Electron transfer-based photochromism from bidirectional selection of free radicals in multifunctional liquid crystal elastomers

New theories and methods are needed to guide the design and preparation of pure organic photoresponsive materials; however, the design of photochromic materials usually relies on the theory associated with traditional photoisomerization. In this work, the integration of 1,4-benzenedimethanamine, an aromatic diamine as a chain extender in the structure of liquid crystal elastomers (LCEs), has endowed the material with unique photochromic properties. Electron paramagnetic resonance and photoinitiator splitting analysis proved the free radicals-mediated electron transfer triggered photochromism.
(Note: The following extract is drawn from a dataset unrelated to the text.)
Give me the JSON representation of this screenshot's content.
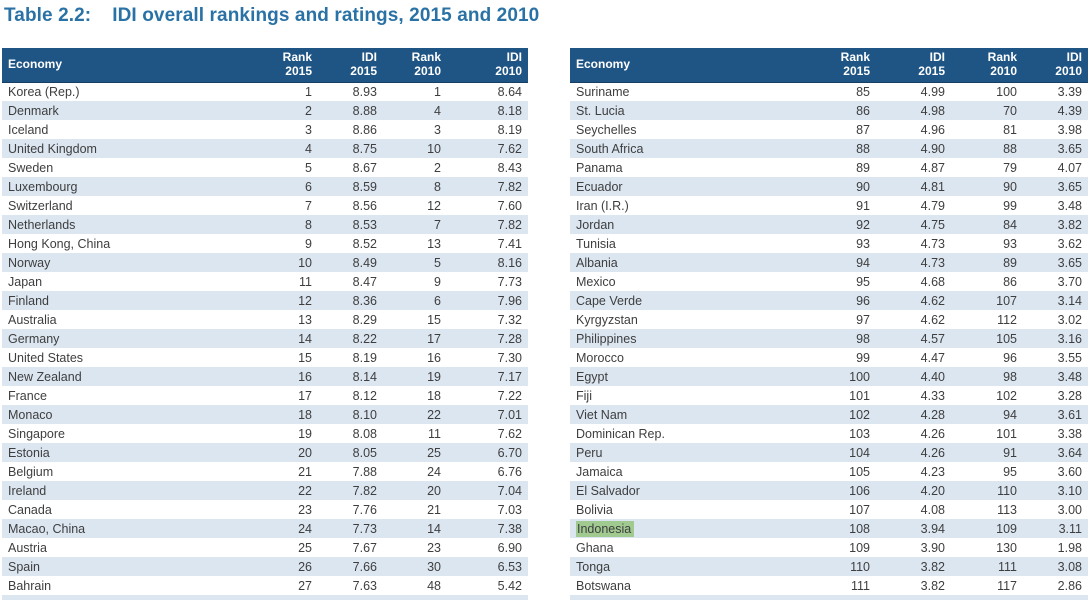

Further theoretical calculations indicate that the photochromic effect is the result of bidirectional selection between two types of free radicals. Specifically, 1,4-phenylenedimethanamine can lose electrons under ultraviolet (UV) light to produce cationic radicals, and an electron transfer process occurs when a radical (from the photoinitiator) with a matching energy level is present resulting in photochromic behavior, which is proven to be expanded to non-LCE systems with similar structural characteristic. The integration of dual photochromic/fluorescent functions of LCE realizes applications in the field of information recording and encryption based on the competition between photochromic and photoluminescent behaviors. Due to the temperature responsiveness of the LCE colored state, it also shows potential for application in the field of supervised cold chain transportation.